Les formateurs ont constaté que, chaque année, un certain nombre d’étudiants de 3e année ressentent de l’appréhension, du stress quant à la perspective de leur future prise de poste. Ce constat a fait l’objet d’une réflexion d’équipe dans le cadre d’une réunion pédagogique en juillet 2016. Cette réflexion s’est orientée vers les notions de confiance en soi, d’estime de soi. Les formateurs référents de la promotion de 3e année 2014/2017 ont mis en place un projet tourné autour des compétences psychosociales qui s’avèrent être en lien avec la problématique constatée. Ce projet a pris forme avec la participation de deux personnes chargées de projet de l’Ireps (Instance régionale d’éducation et de promotion de la santé) Rhône-Alpes. L’objectif initial de cette formation était de renforcer ou de valoriser l’estime de soi des étudiants pour qu’ils se sentent capables, prêts à exercer la profession d’infirmier et ainsi être en mesure de faire face aux différentes situations de soins.

APPROCHE CONCEPTUELLE

Notion

Bien que cette approche par les CPS ne soit pas clairement décrite dans le référentiel de formation des infirmiers, nous pouvons nous référer à la finalité de la formation dans laquelle il est mentionné : « L’étudiant apprend à reconnaître ses émotions et à les utiliser avec la distance professionnelle qui s’impose. Il se projette dans un avenir professionnel avec confiance et assurance, tout en maintenant sa capacité critique et de questionnement. »(1)
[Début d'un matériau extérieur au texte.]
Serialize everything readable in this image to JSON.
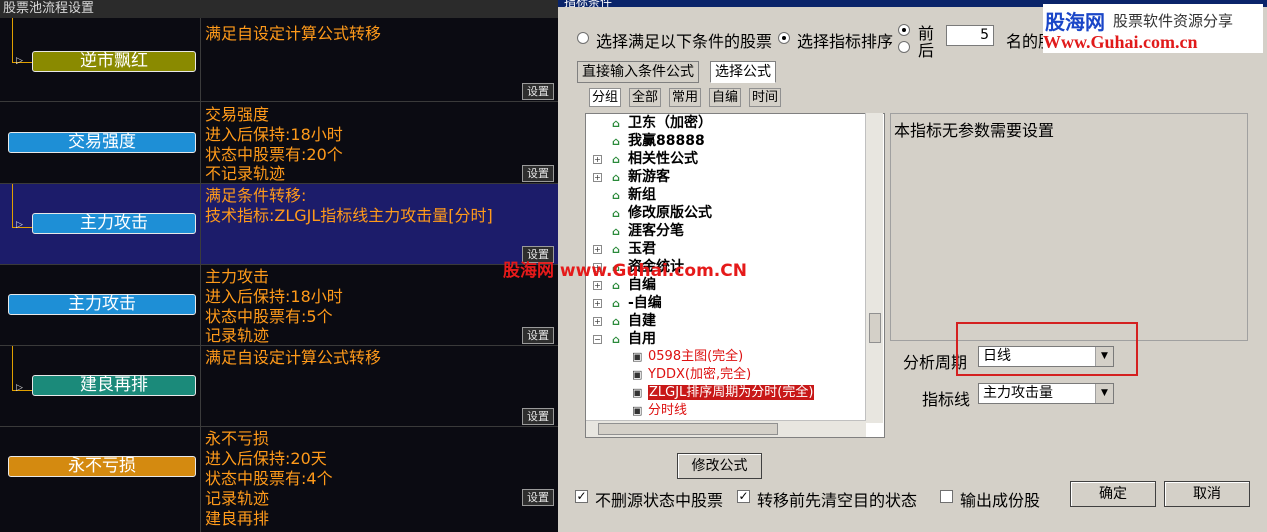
{
  "left_panel": {
    "title": "股票池流程设置",
    "set_label": "设置",
    "rows": [
      {
        "node": "逆市飘红",
        "desc": [
          "满足自设定计算公式转移"
        ]
      },
      {
        "node": "交易强度",
        "desc": [
          "交易强度",
          "进入后保持:18小时",
          "状态中股票有:20个",
          "不记录轨迹"
        ]
      },
      {
        "node": "主力攻击",
        "desc": [
          "满足条件转移:",
          "技术指标:ZLGJL指标线主力攻击量[分时]"
        ]
      },
      {
        "node": "主力攻击",
        "desc": [
          "主力攻击",
          "进入后保持:18小时",
          "状态中股票有:5个",
          "记录轨迹"
        ]
      },
      {
        "node": "建良再排",
        "desc": [
          "满足自设定计算公式转移"
        ]
      },
      {
        "node": "永不亏损",
        "desc": [
          "永不亏损",
          "进入后保持:20天",
          "状态中股票有:4个",
          "记录轨迹",
          "建良再排"
        ]
      }
    ],
    "colors": {
      "olive": "#8a8a00",
      "blue": "#1e8fd6",
      "teal": "#1b8a7a",
      "orange": "#d48a10",
      "text": "#ff9a1a"
    }
  },
  "dialog": {
    "title": "指标条件",
    "radio_condition": "选择满足以下条件的股票",
    "radio_rank": "选择指标排序",
    "front": "前",
    "back": "后",
    "rank_count": "5",
    "rank_suffix": "名的股",
    "tab_direct": "直接输入条件公式",
    "tab_select": "选择公式",
    "subtabs": [
      "分组",
      "全部",
      "常用",
      "自编",
      "时间"
    ],
    "tree": [
      "卫东（加密）",
      "我赢88888",
      "相关性公式",
      "新游客",
      "新组",
      "修改原版公式",
      "涯客分笔",
      "玉君",
      "资金统计",
      "自编",
      "-自编",
      "自建",
      "自用"
    ],
    "tree_children": [
      "0598主图(完全)",
      "YDDX(加密,完全)",
      "ZLGJL排序周期为分时(完全)",
      "分时线"
    ],
    "info": "本指标无参数需要设置",
    "period_label": "分析周期",
    "period_value": "日线",
    "line_label": "指标线",
    "line_value": "主力攻击量",
    "modify_btn": "修改公式",
    "chk_keep": "不删源状态中股票",
    "chk_clear": "转移前先清空目的状态",
    "chk_output": "输出成份股",
    "ok": "确定",
    "cancel": "取消"
  },
  "watermarks": {
    "center": "股海网 www.Guhai.com.CN",
    "logo_main": "股海网",
    "logo_sub": "股票软件资源分享",
    "logo_url": "Www.Guhai.com.cn"
  }
}
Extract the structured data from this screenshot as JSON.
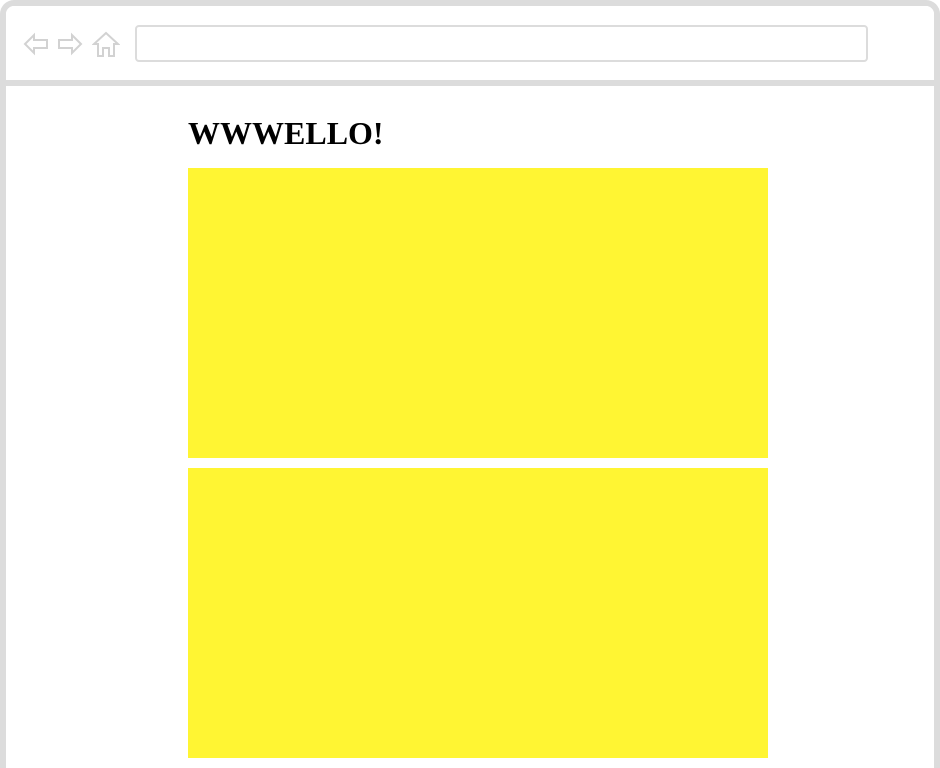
{
  "browser": {
    "address_bar": {
      "value": "",
      "placeholder": ""
    },
    "icons": {
      "back": "back-arrow-icon",
      "forward": "forward-arrow-icon",
      "home": "home-icon"
    },
    "chrome_color": "#dcdcdc"
  },
  "page": {
    "title": "WWWELLO!",
    "blocks": [
      {
        "color": "#fff533"
      },
      {
        "color": "#fff533"
      }
    ]
  }
}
Bien reconnu actuellement dans les milieux professionnels, les compétences se réfèrent à l’intelligence du “savoir comment” plutôt que du “savoir que”(2). Elles se situent dans une perspective d’action, sont en grande partie apprises et sont structurées en combinant savoir agir, vouloir agir et pouvoir agir. Elles sont impliquées dans tous les moments de la vie (life skills), notamment dans l’apprentissage scolaire et la santé.

Évolutions

• En 1993, l’OMS définit les CPS comme « la capacité d’une personne à répondre avec efficacité aux exigences et aux épreuves de la vie quotidienne. C’est l’aptitude d’une personne à maintenir un état de bien-être mental, en adaptant un comportement approprié et positif, à l’occasion des relations entretenues avec les autres, sa propre culture et son environnement. Les compétences psychosociales ont un rôle important à jouer dans la promotion de la santé dans son sens le plus large, en termes de bien-être physique, mental et social ».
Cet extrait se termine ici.